A security engineer at a company is designing a system to mitigate recent setbacks caused competitors that are beating the company to market with the new products. Several of the products incorporate propriety enhancements developed by the engineer’s company. The network already includes a SEIM and a NIPS and requires 2FA for all user access. Which of the following system should the engineer consider NEXT to mitigate the associated risks?

1. A. DLP
2. B. Mail gateway
3. C. Data flow enforcement
4. D. UTM

Correct Answer: A

A company has hired a security architect to address several service outages on the endpoints due to new malware. The Chief Executive Officer’s laptop was impacted while working from home. The goal is to prevent further endpoint disruption. The edge network is protected by a web proxy.
Which of the following solutions should the security architect recommend?

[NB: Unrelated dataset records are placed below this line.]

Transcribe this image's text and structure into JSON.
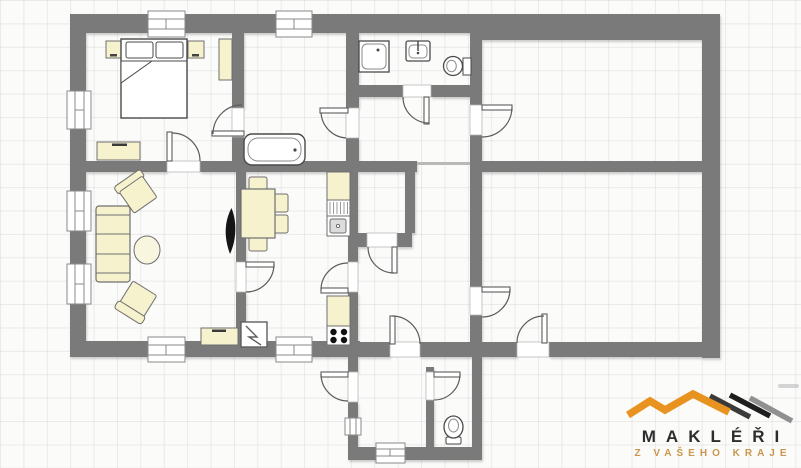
{
  "app": {
    "type": "real-estate-floor-plan",
    "orientation": "top-down"
  },
  "palette": {
    "wall": "#7a7a7a",
    "furniture_fill": "#f6f2cd",
    "fixture_fill": "#ffffff",
    "outline": "#565656",
    "grid_line": "#e7e7e2",
    "background": "#fbfbf9",
    "accent_orange": "#e8931f"
  },
  "logo": {
    "title": "MAKLÉŘI",
    "subtitle": "Z VAŠEHO KRAJE",
    "title_color": "#2d2d2d",
    "subtitle_color": "#c9974d",
    "roof_colors": {
      "orange": "#e8931f",
      "dark": "#3a3a3a",
      "black": "#1e1e1e",
      "gray": "#909090"
    }
  },
  "floorplan": {
    "rooms": [
      "bedroom",
      "bathroom",
      "wc",
      "hallway",
      "closet",
      "living-room",
      "kitchen-dining",
      "room-right-top",
      "room-right-bottom",
      "entry-hall-extension",
      "wc-extension"
    ],
    "fixtures": [
      "double-bed",
      "pillow-left",
      "pillow-right",
      "nightstand-left",
      "nightstand-right",
      "wardrobe",
      "dresser",
      "bathtub",
      "shower-cabin",
      "wash-basin",
      "toilet",
      "sofa",
      "coffee-table",
      "armchair-top",
      "armchair-bottom",
      "plant-silhouette",
      "tv-cabinet",
      "fireplace-stove",
      "dining-table",
      "dining-chairs",
      "kitchen-counter-sink",
      "dish-drainer",
      "kitchen-sink",
      "kitchen-counter-stove",
      "cooktop-four-burners",
      "toilet-extension"
    ],
    "windows_count": 9,
    "doors_count": 13
  }
}
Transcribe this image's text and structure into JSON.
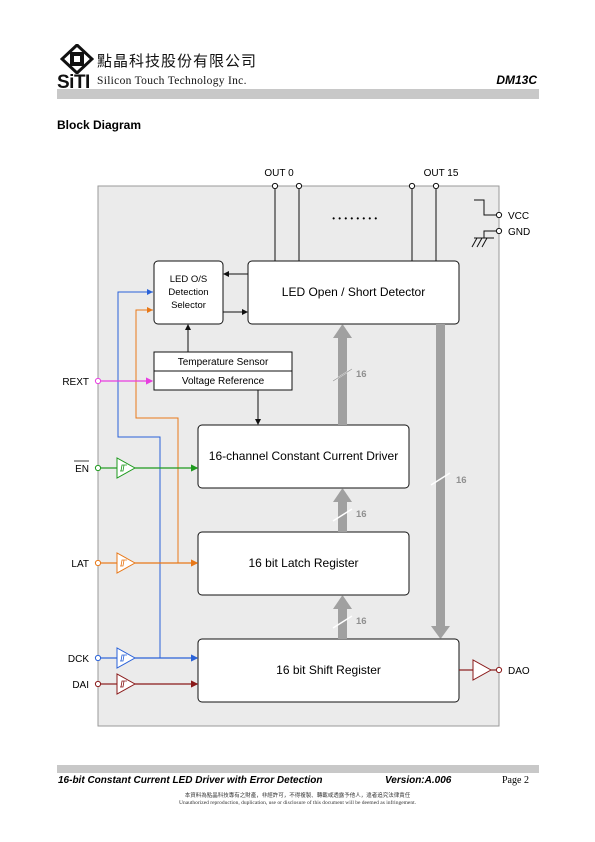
{
  "header": {
    "company_cn": "點晶科技股份有限公司",
    "logo_text": "SiTI",
    "company_en": "Silicon Touch Technology Inc.",
    "part_number": "DM13C",
    "bar_color": "#c8c8c8"
  },
  "section_title": "Block Diagram",
  "diagram": {
    "background_color": "#ebebeb",
    "pins": {
      "out0": "OUT 0",
      "out15": "OUT 15",
      "vcc": "VCC",
      "gnd": "GND",
      "rext": "REXT",
      "en": "EN",
      "lat": "LAT",
      "dck": "DCK",
      "dai": "DAI",
      "dao": "DAO"
    },
    "blocks": {
      "los_selector": [
        "LED O/S",
        "Detection",
        "Selector"
      ],
      "los_detector": "LED Open / Short Detector",
      "temp_sensor": "Temperature Sensor",
      "voltage_ref": "Voltage Reference",
      "current_driver": "16-channel Constant Current Driver",
      "latch": "16 bit Latch Register",
      "shift": "16 bit Shift Register"
    },
    "bus_labels": {
      "detector_bus": "16",
      "output_bus": "16",
      "latch_driver_bus": "16",
      "shift_latch_bus": "16"
    },
    "wire_colors": {
      "rext": "#e83ee0",
      "en": "#1e9a1e",
      "lat": "#e87818",
      "dck": "#2a62d8",
      "dai": "#8a1a1a",
      "bus": "#a0a0a0"
    },
    "ellipsis": "• • • • • • • •"
  },
  "footer": {
    "title": "16-bit Constant Current LED Driver with Error Detection",
    "version": "Version:A.006",
    "page": "Page 2",
    "notice_cn": "本資料為點晶科技專有之財產，非經許可，不得複製、轉載或透露予他人，違者追究法律責任",
    "notice_en": "Unauthorized reproduction, duplication, use or disclosure of this document will be deemed as infringement."
  }
}
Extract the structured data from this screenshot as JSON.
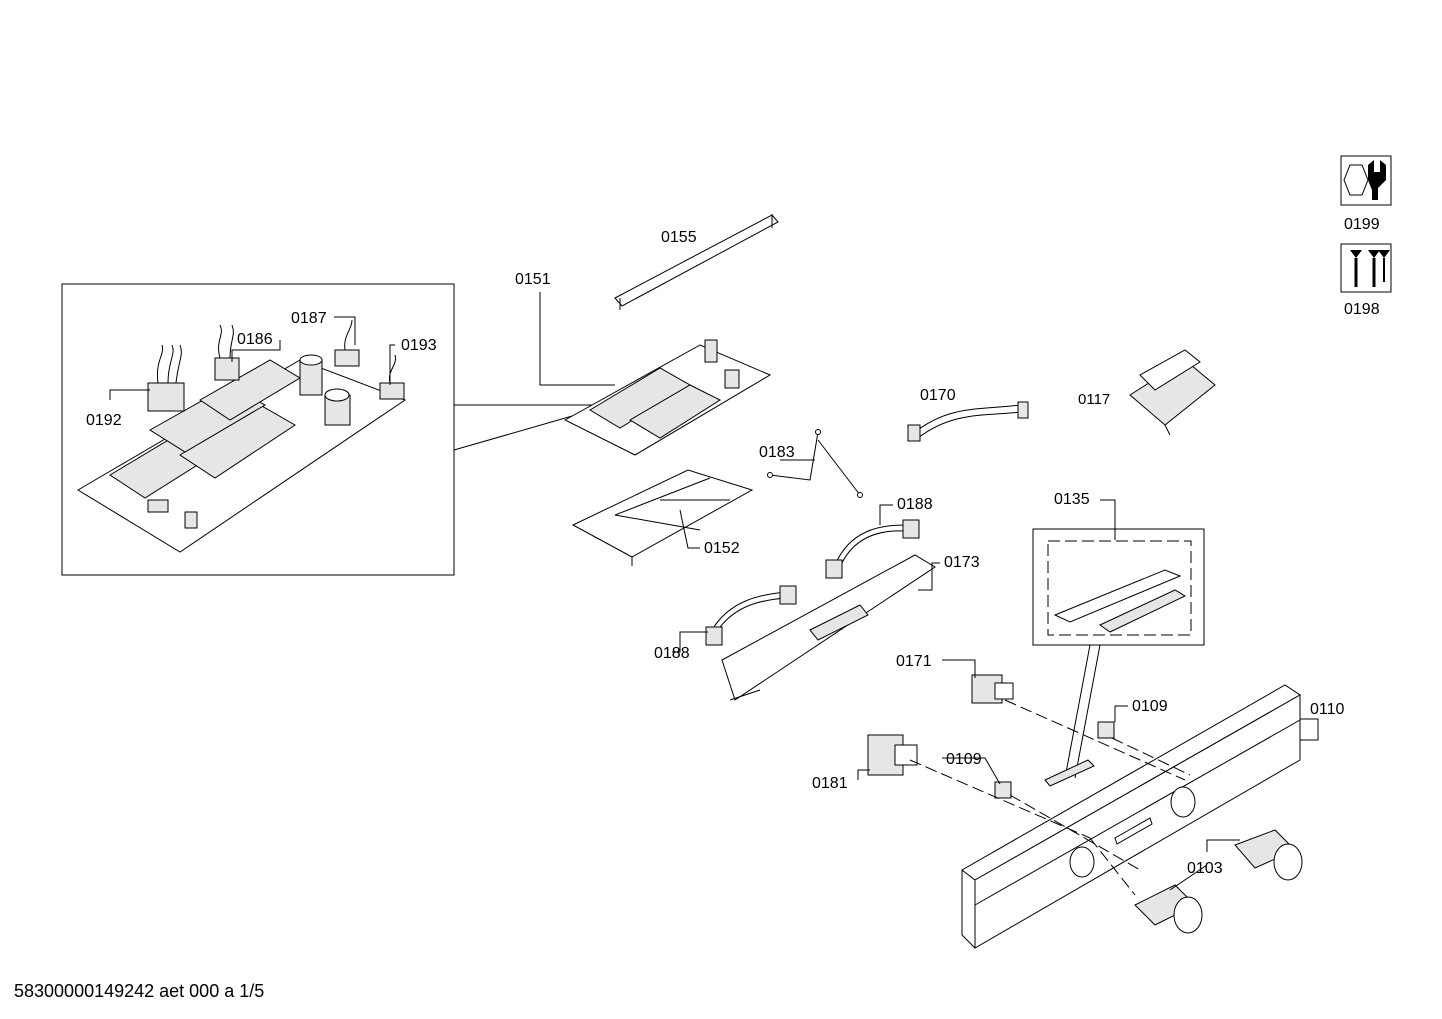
{
  "footer": {
    "document_code": "58300000149242 aet 000 a 1/5"
  },
  "icons": [
    {
      "name": "tool-icon",
      "label": "0199"
    },
    {
      "name": "screws-icon",
      "label": "0198"
    }
  ],
  "parts": {
    "p0155": "0155",
    "p0151": "0151",
    "p0187": "0187",
    "p0186": "0186",
    "p0193": "0193",
    "p0192": "0192",
    "p0170": "0170",
    "p0117": "0117",
    "p0183": "0183",
    "p0188a": "0188",
    "p0152": "0152",
    "p0173": "0173",
    "p0135": "0135",
    "p0188b": "0188",
    "p0171": "0171",
    "p0109a": "0109",
    "p0110": "0110",
    "p0109b": "0109",
    "p0181": "0181",
    "p0103": "0103"
  }
}
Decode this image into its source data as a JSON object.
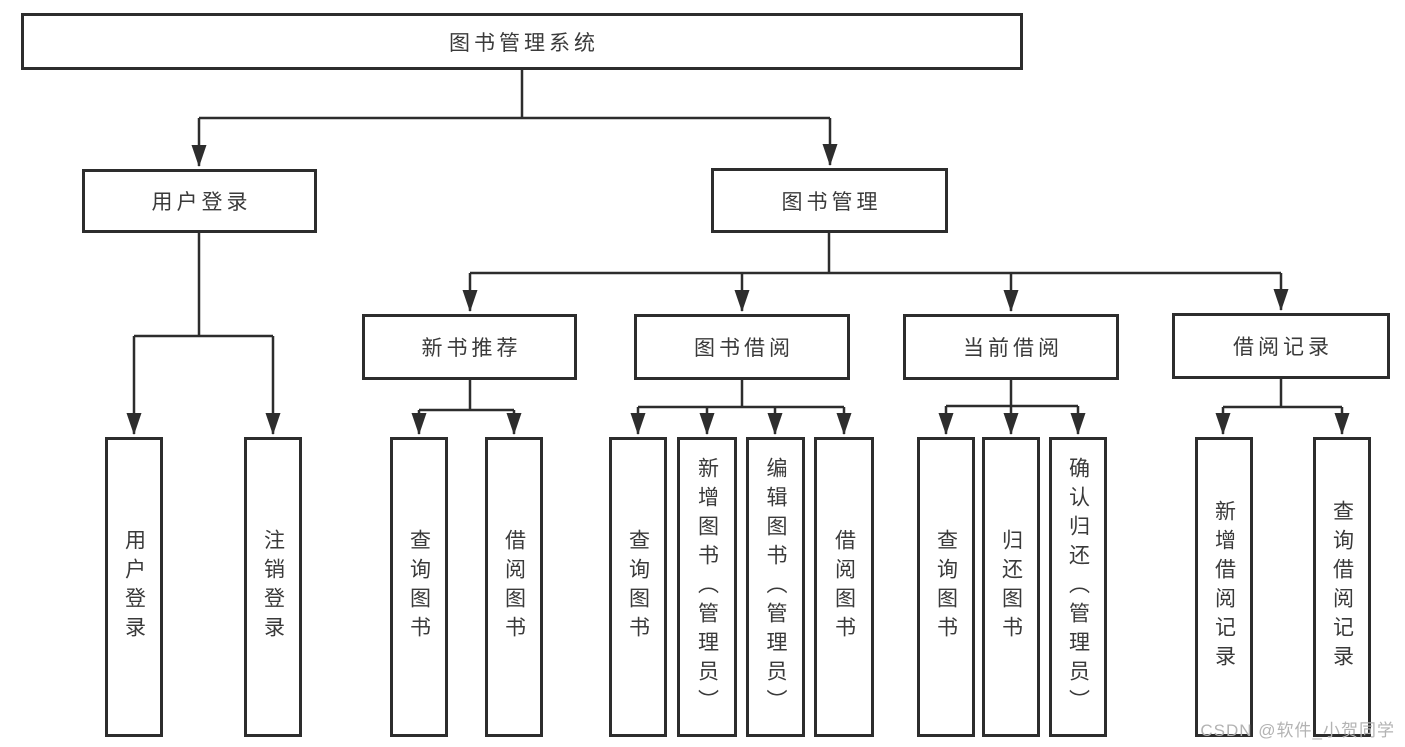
{
  "diagram": {
    "root": {
      "label": "图书管理系统",
      "children": [
        {
          "label": "用户登录",
          "children": [
            {
              "label": "用户登录"
            },
            {
              "label": "注销登录"
            }
          ]
        },
        {
          "label": "图书管理",
          "children": [
            {
              "label": "新书推荐",
              "children": [
                {
                  "label": "查询图书"
                },
                {
                  "label": "借阅图书"
                }
              ]
            },
            {
              "label": "图书借阅",
              "children": [
                {
                  "label": "查询图书"
                },
                {
                  "label": "新增图书（管理员）"
                },
                {
                  "label": "编辑图书（管理员）"
                },
                {
                  "label": "借阅图书"
                }
              ]
            },
            {
              "label": "当前借阅",
              "children": [
                {
                  "label": "查询图书"
                },
                {
                  "label": "归还图书"
                },
                {
                  "label": "确认归还（管理员）"
                }
              ]
            },
            {
              "label": "借阅记录",
              "children": [
                {
                  "label": "新增借阅记录"
                },
                {
                  "label": "查询借阅记录"
                }
              ]
            }
          ]
        }
      ]
    }
  },
  "watermark": {
    "text": "CSDN @软件_小贺同学"
  },
  "colors": {
    "line": "#2d2d2d",
    "box_border": "#2d2d2d",
    "text": "#3a3a3a",
    "watermark": "#b3b3b3",
    "background": "#ffffff"
  }
}
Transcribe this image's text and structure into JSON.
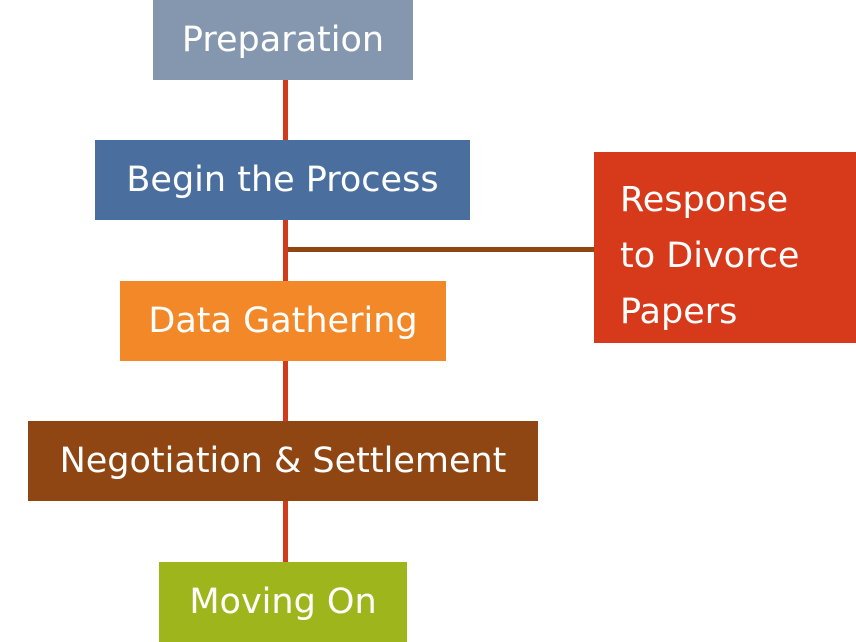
{
  "diagram": {
    "steps": [
      {
        "label": "Preparation",
        "color": "#8497ae"
      },
      {
        "label": "Begin the Process",
        "color": "#4a6f9e"
      },
      {
        "label": "Data Gathering",
        "color": "#f28827"
      },
      {
        "label": "Negotiation & Settlement",
        "color": "#8f4612"
      },
      {
        "label": "Moving On",
        "color": "#9eb61b"
      }
    ],
    "side_step": {
      "lines": [
        "Response",
        "to Divorce",
        "Papers"
      ],
      "color": "#d73a1b"
    },
    "connector_colors": {
      "main": "#d13a1c",
      "branch": "#8f4612"
    }
  }
}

1. A. Replace the current antivirus with an EDR solution.
2. B. Remove the web proxy and install a UTM appliance.
3. C. Implement a deny list feature on the endpoints.
4. D. Add a firewall module on the current antivirus solution.

Correct Answer: A

A security compliance requirement states that specific environments that handle sensitive data must be protected by need-to-know restrictions and can only connect to authorized endpoints. The requirement also states that a DLP solution within the environment must be used to control the data from leaving the environment.
Which of the following should be implemented for privileged users so they can support the environment from their workstations while remaining compliant?

1. A. NAC to control authorized endpoints
2. B. FIM on the servers storing the data
3. C. A jump box in the screened subnet
4. D. A general VPN solution to the primary network

Correct Answer: A
Network Access Control (NAC) is used to bolster the network security by restricting the availability of network resources to managed endpoints that don't satisfy the compliance requirements of the Organization.